Consumer Perceptions & Savings

These charts juxtapose two key indicators of consumer perceptions and behavior in relation to the inflation landscape: inflation expectation and personal saving rate, against actual inflation metrics.

Chart 1: Inflation Expectation and CPI

  1. Consumer Price Index (CPI) for All Urban Consumers (All Items): This measures the average change over time in the prices paid by urban consumers for a market basket of consumer goods and services.

  2. University of Michigan: Inflation Expectation: This measure captures consumers' expectations about future inflation rates. It's based on a survey that asks consumers for their views on where they think inflation will be in the future.

Chart 2: Saving Rate and Median CPI

  1. Personal Saving Rate: This represents what portion of their income individuals are putting aside as savings. Higher rates indicate more cautious consumers, possibly preparing for uncertain economic times.

  2. Median Consumer Price Index: This provides a measure of core inflation by computing the median price change across all items in the CPI basket.
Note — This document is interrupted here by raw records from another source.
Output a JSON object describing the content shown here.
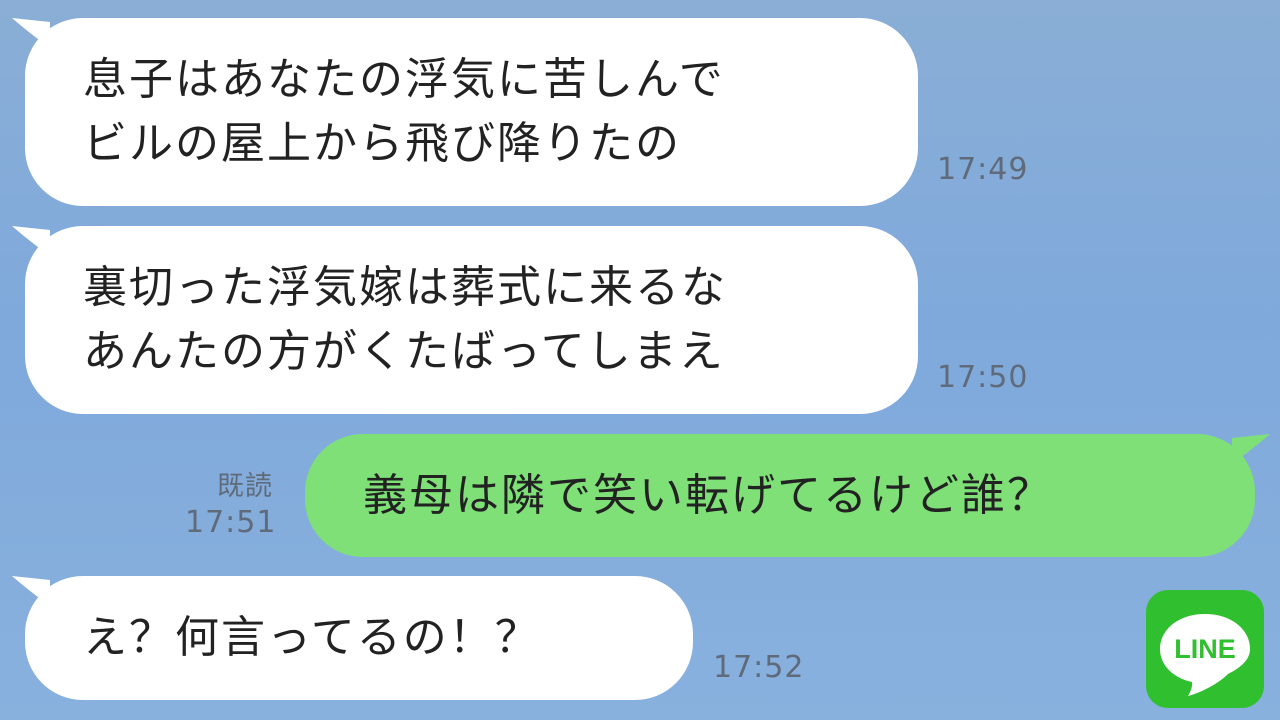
{
  "messages": [
    {
      "side": "incoming",
      "lines": [
        "息子はあなたの浮気に苦しんで",
        "ビルの屋上から飛び降りたの"
      ],
      "time": "17:49"
    },
    {
      "side": "incoming",
      "lines": [
        "裏切った浮気嫁は葬式に来るな",
        "あんたの方がくたばってしまえ"
      ],
      "time": "17:50"
    },
    {
      "side": "outgoing",
      "lines": [
        "義母は隣で笑い転げてるけど誰？"
      ],
      "read": "既読",
      "time": "17:51"
    },
    {
      "side": "incoming",
      "lines": [
        "え？何言ってるの！？"
      ],
      "time": "17:52"
    }
  ],
  "logo": {
    "text": "LINE",
    "color": "#2fbf2f",
    "icon": "line-app-icon"
  },
  "colors": {
    "incoming_bubble": "#ffffff",
    "outgoing_bubble": "#7ee077",
    "background": "#82abd9",
    "timestamp": "#5f6b7a"
  }
}
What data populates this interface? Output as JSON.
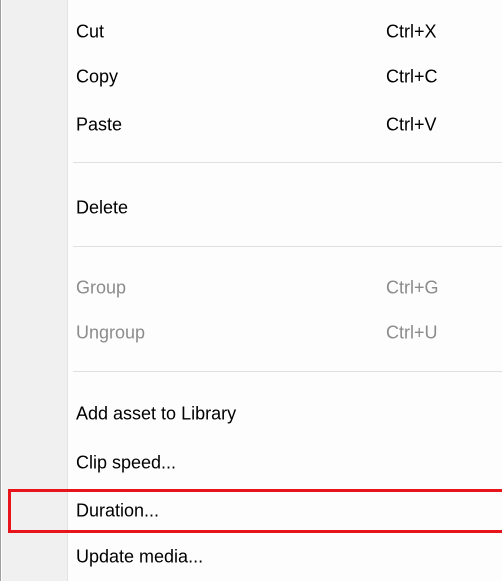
{
  "menu": {
    "items": [
      {
        "label": "Cut",
        "shortcut": "Ctrl+X"
      },
      {
        "label": "Copy",
        "shortcut": "Ctrl+C"
      },
      {
        "label": "Paste",
        "shortcut": "Ctrl+V"
      },
      {
        "label": "Delete"
      },
      {
        "label": "Group",
        "shortcut": "Ctrl+G",
        "disabled": true
      },
      {
        "label": "Ungroup",
        "shortcut": "Ctrl+U",
        "disabled": true
      },
      {
        "label": "Add asset to Library"
      },
      {
        "label": "Clip speed..."
      },
      {
        "label": "Duration...",
        "highlighted": true
      },
      {
        "label": "Update media..."
      }
    ]
  },
  "colors": {
    "text": "#000000",
    "disabled_text": "#8c8c8c",
    "highlight_outline": "#e8141b",
    "menu_background": "#fdfdfd"
  }
}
It provides a different perspective on inflation that may be less affected by temporary price shocks.

By comparing these elements, we can gauge how consumer perception of inflation aligns with actual inflation indicators and how this might influence savings behavior.

Potential Interpretations:

Positive Scenario: If the inflation expectation aligns with the actual CPI, and the personal saving rate is stable, it suggests that consumers' understanding of inflation is accurate and that they are confident in the economy.

Negative Scenario: If inflation expectations are significantly higher than the actual CPI, and the personal saving rate is increasing, it could indicate that consumers are concerned about future inflation and are thus saving more, which could slow down economic growth.